Bing Webmaster Toolsはなぜ必要ですか?
ChatGPT の検索基盤は Bing を参照しているとされており、Bing で上位/インデックスされていることが ChatGPT 引用の前提条件になりやすいからです。Bing Webmaster Tools を登録することでサイトの Bing 上の認識状況・Top Queries・インデックス状況が把握でき、LLMO対策の先行指標として機能します。登録自体は10分程度で完了します。
効果測定は月次・週次・日次どれが適切ですか?
LLMO対策は反映が遅いため、月次集計+四半期トレンド分析が現実的です。日次は変動ノイズが大きすぎ、週次は手動チェック作業のみに留めるのが運用上ちょうどよいバランスです。
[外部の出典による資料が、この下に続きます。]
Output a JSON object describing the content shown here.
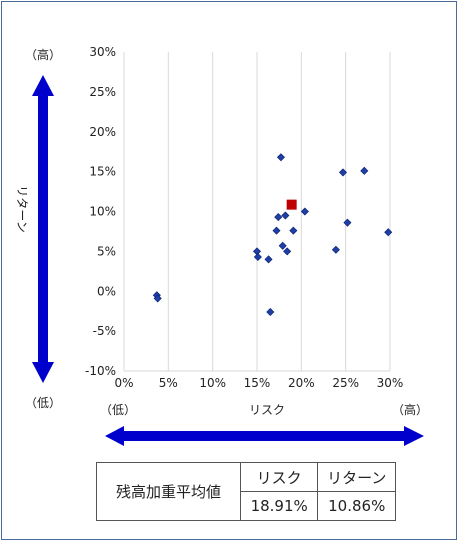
{
  "chart_data": {
    "type": "scatter",
    "xlabel": "リスク",
    "ylabel": "リターン",
    "x_low_label": "（低）",
    "x_high_label": "（高）",
    "y_low_label": "（低）",
    "y_high_label": "（高）",
    "xlim": [
      0,
      30
    ],
    "ylim": [
      -10,
      30
    ],
    "x_ticks": [
      0,
      5,
      10,
      15,
      20,
      25,
      30
    ],
    "y_ticks": [
      -10,
      -5,
      0,
      5,
      10,
      15,
      20,
      25,
      30
    ],
    "tick_format": "percent",
    "grid": "vertical",
    "series": [
      {
        "marker": "diamond",
        "color": "#1f3ea6",
        "points": [
          [
            3.7,
            -0.5
          ],
          [
            3.8,
            -0.9
          ],
          [
            15.0,
            5.0
          ],
          [
            15.1,
            4.3
          ],
          [
            16.3,
            4.0
          ],
          [
            16.5,
            -2.6
          ],
          [
            17.2,
            7.6
          ],
          [
            17.4,
            9.3
          ],
          [
            17.7,
            16.8
          ],
          [
            17.9,
            5.7
          ],
          [
            18.2,
            9.5
          ],
          [
            18.4,
            5.0
          ],
          [
            19.1,
            7.6
          ],
          [
            20.4,
            10.0
          ],
          [
            23.9,
            5.2
          ],
          [
            24.7,
            14.9
          ],
          [
            25.2,
            8.6
          ],
          [
            27.1,
            15.1
          ],
          [
            29.8,
            7.4
          ]
        ]
      },
      {
        "marker": "square",
        "color": "#c00000",
        "points": [
          [
            18.91,
            10.86
          ]
        ]
      }
    ]
  },
  "summary": {
    "row_label": "残高加重平均値",
    "risk_header": "リスク",
    "return_header": "リターン",
    "risk_value": "18.91%",
    "return_value": "10.86%"
  },
  "colors": {
    "arrow": "#0000cc",
    "grid": "#d9d9d9",
    "frame": "#4a6a9a"
  }
}
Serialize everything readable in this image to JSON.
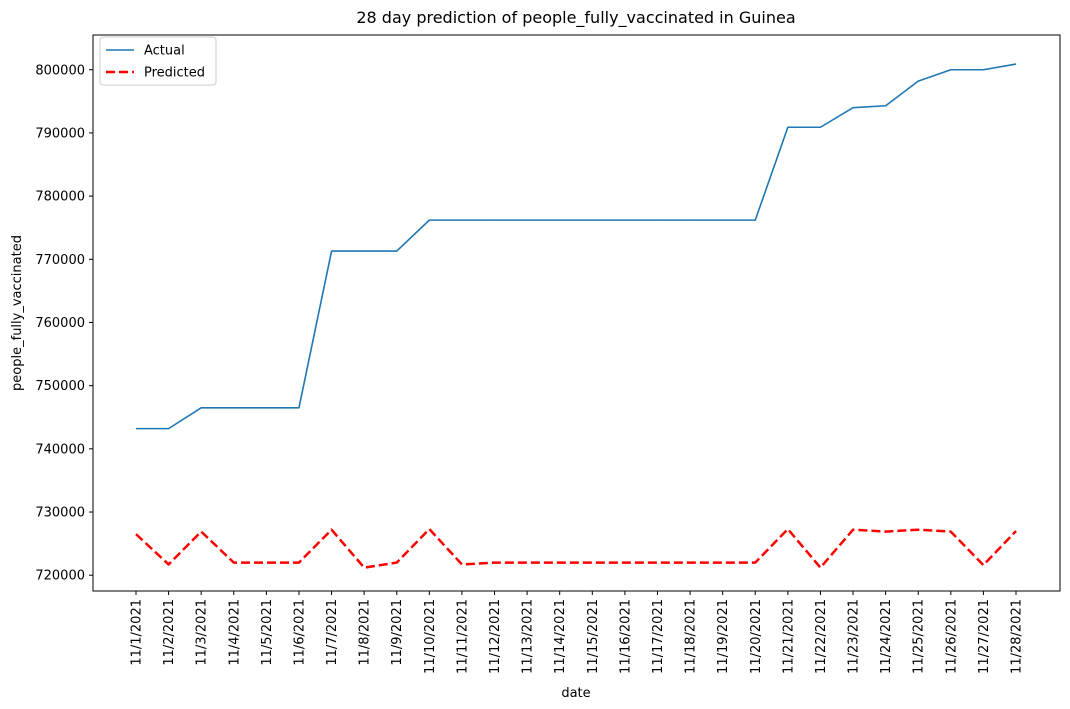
{
  "chart_data": {
    "type": "line",
    "title": "28 day prediction of people_fully_vaccinated in Guinea",
    "xlabel": "date",
    "ylabel": "people_fully_vaccinated",
    "categories": [
      "11/1/2021",
      "11/2/2021",
      "11/3/2021",
      "11/4/2021",
      "11/5/2021",
      "11/6/2021",
      "11/7/2021",
      "11/8/2021",
      "11/9/2021",
      "11/10/2021",
      "11/11/2021",
      "11/12/2021",
      "11/13/2021",
      "11/14/2021",
      "11/15/2021",
      "11/16/2021",
      "11/17/2021",
      "11/18/2021",
      "11/19/2021",
      "11/20/2021",
      "11/21/2021",
      "11/22/2021",
      "11/23/2021",
      "11/24/2021",
      "11/25/2021",
      "11/26/2021",
      "11/27/2021",
      "11/28/2021"
    ],
    "ylim": [
      717500,
      805500
    ],
    "yticks": [
      720000,
      730000,
      740000,
      750000,
      760000,
      770000,
      780000,
      790000,
      800000
    ],
    "grid": false,
    "legend": "upper-left",
    "series": [
      {
        "name": "Actual",
        "color": "#1f77b4",
        "style": "solid",
        "values": [
          743200,
          743200,
          746500,
          746500,
          746500,
          746500,
          771300,
          771300,
          771300,
          776200,
          776200,
          776200,
          776200,
          776200,
          776200,
          776200,
          776200,
          776200,
          776200,
          776200,
          790900,
          790900,
          794000,
          794300,
          798200,
          800000,
          800000,
          800900
        ]
      },
      {
        "name": "Predicted",
        "color": "#ff0000",
        "style": "dashed",
        "values": [
          726500,
          721700,
          726900,
          722000,
          722000,
          722000,
          727200,
          721200,
          722000,
          727300,
          721700,
          722000,
          722000,
          722000,
          722000,
          722000,
          722000,
          722000,
          722000,
          722000,
          727300,
          721200,
          727200,
          726900,
          727200,
          726900,
          721600,
          727000
        ]
      }
    ]
  }
}
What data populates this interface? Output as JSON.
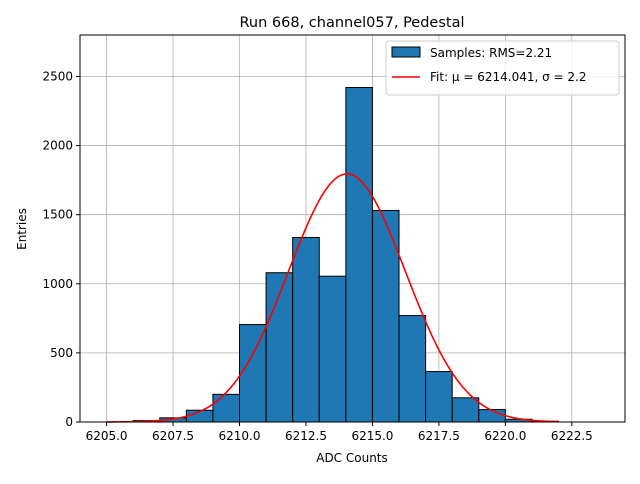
{
  "chart_data": {
    "type": "bar",
    "title": "Run 668, channel057, Pedestal",
    "xlabel": "ADC Counts",
    "ylabel": "Entries",
    "xlim": [
      6204.0,
      6224.5
    ],
    "ylim": [
      0,
      2800
    ],
    "grid": true,
    "legend_position": "top-right",
    "x_ticks": [
      6205.0,
      6207.5,
      6210.0,
      6212.5,
      6215.0,
      6217.5,
      6220.0,
      6222.5
    ],
    "x_tick_labels": [
      "6205.0",
      "6207.5",
      "6210.0",
      "6212.5",
      "6215.0",
      "6217.5",
      "6220.0",
      "6222.5"
    ],
    "y_ticks": [
      0,
      500,
      1000,
      1500,
      2000,
      2500
    ],
    "y_tick_labels": [
      "0",
      "500",
      "1000",
      "1500",
      "2000",
      "2500"
    ],
    "bins": [
      {
        "x0": 6206,
        "x1": 6207,
        "value": 10
      },
      {
        "x0": 6207,
        "x1": 6208,
        "value": 30
      },
      {
        "x0": 6208,
        "x1": 6209,
        "value": 85
      },
      {
        "x0": 6209,
        "x1": 6210,
        "value": 200
      },
      {
        "x0": 6210,
        "x1": 6211,
        "value": 705
      },
      {
        "x0": 6211,
        "x1": 6212,
        "value": 1080
      },
      {
        "x0": 6212,
        "x1": 6213,
        "value": 1335
      },
      {
        "x0": 6213,
        "x1": 6214,
        "value": 1055
      },
      {
        "x0": 6214,
        "x1": 6215,
        "value": 2420
      },
      {
        "x0": 6215,
        "x1": 6216,
        "value": 1530
      },
      {
        "x0": 6216,
        "x1": 6217,
        "value": 770
      },
      {
        "x0": 6217,
        "x1": 6218,
        "value": 365
      },
      {
        "x0": 6218,
        "x1": 6219,
        "value": 175
      },
      {
        "x0": 6219,
        "x1": 6220,
        "value": 90
      },
      {
        "x0": 6220,
        "x1": 6221,
        "value": 20
      },
      {
        "x0": 6221,
        "x1": 6222,
        "value": 5
      }
    ],
    "fit": {
      "mu": 6214.041,
      "sigma": 2.2,
      "amplitude": 1795,
      "x_range": [
        6205.0,
        6222.0
      ]
    },
    "series": [
      {
        "name": "Samples: RMS=2.21",
        "color": "#1f77b4",
        "kind": "histogram"
      },
      {
        "name": "Fit: μ = 6214.041, σ = 2.2",
        "color": "#ff0000",
        "kind": "line"
      }
    ]
  }
}
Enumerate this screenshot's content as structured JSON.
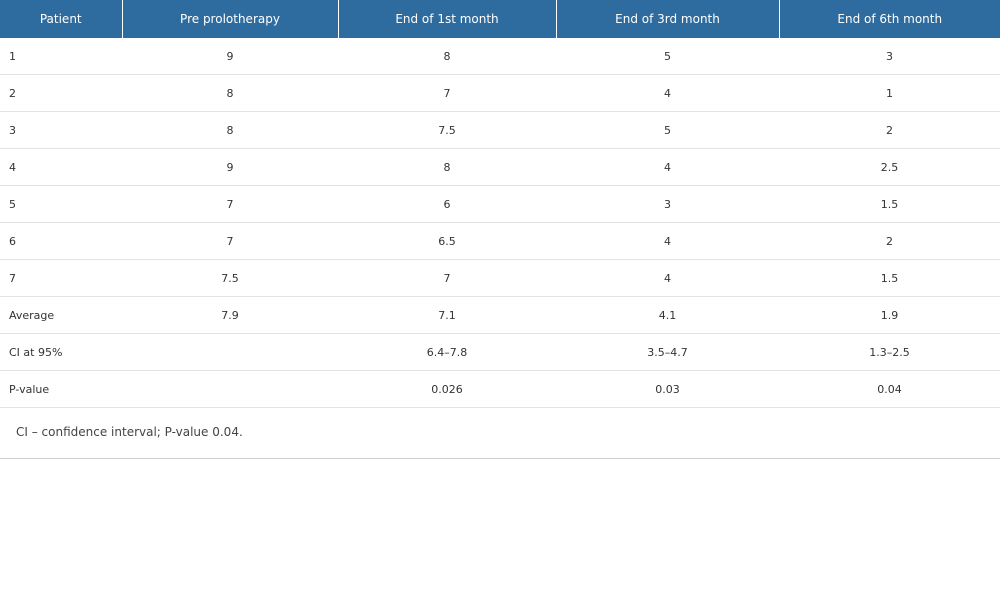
{
  "table": {
    "headers": [
      "Patient",
      "Pre prolotherapy",
      "End of 1st month",
      "End of 3rd month",
      "End of 6th month"
    ],
    "rows": [
      [
        "1",
        "9",
        "8",
        "5",
        "3"
      ],
      [
        "2",
        "8",
        "7",
        "4",
        "1"
      ],
      [
        "3",
        "8",
        "7.5",
        "5",
        "2"
      ],
      [
        "4",
        "9",
        "8",
        "4",
        "2.5"
      ],
      [
        "5",
        "7",
        "6",
        "3",
        "1.5"
      ],
      [
        "6",
        "7",
        "6.5",
        "4",
        "2"
      ],
      [
        "7",
        "7.5",
        "7",
        "4",
        "1.5"
      ],
      [
        "Average",
        "7.9",
        "7.1",
        "4.1",
        "1.9"
      ],
      [
        "CI at 95%",
        "",
        "6.4–7.8",
        "3.5–4.7",
        "1.3–2.5"
      ],
      [
        "P-value",
        "",
        "0.026",
        "0.03",
        "0.04"
      ]
    ],
    "footnote": "CI – confidence interval; P-value 0.04."
  }
}
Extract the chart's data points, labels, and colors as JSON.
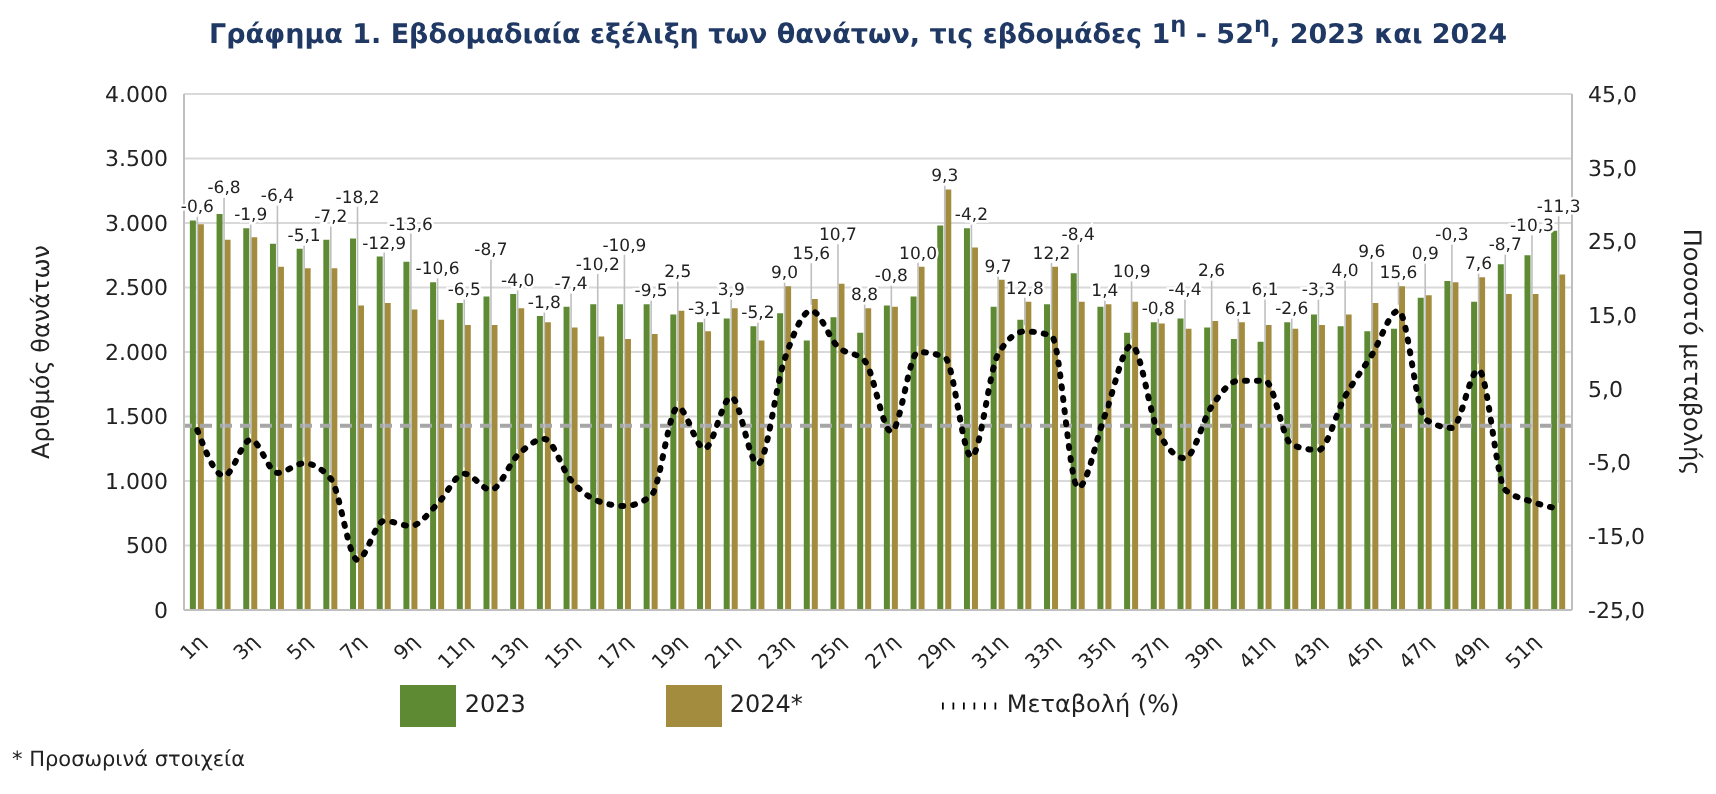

経営層への報告は月次、社内チームの戦術調整は四半期、という二段階で判断軸を分けると、議論が建設的になります。
ダッシュボードはどのツールで作ればよいですか?
Looker Studio(無料・GA4/Search Console 直接接続可)が第一候補です。中小企業のLLMO効果測定では、無料で始められ、Google系ツールとの連動が滑らかな Looker Studio が最適解だと感じます。データ量が増えてきたら BigQuery + Looker Studio の構成にステップアップするのが拡張性に優れたルートです。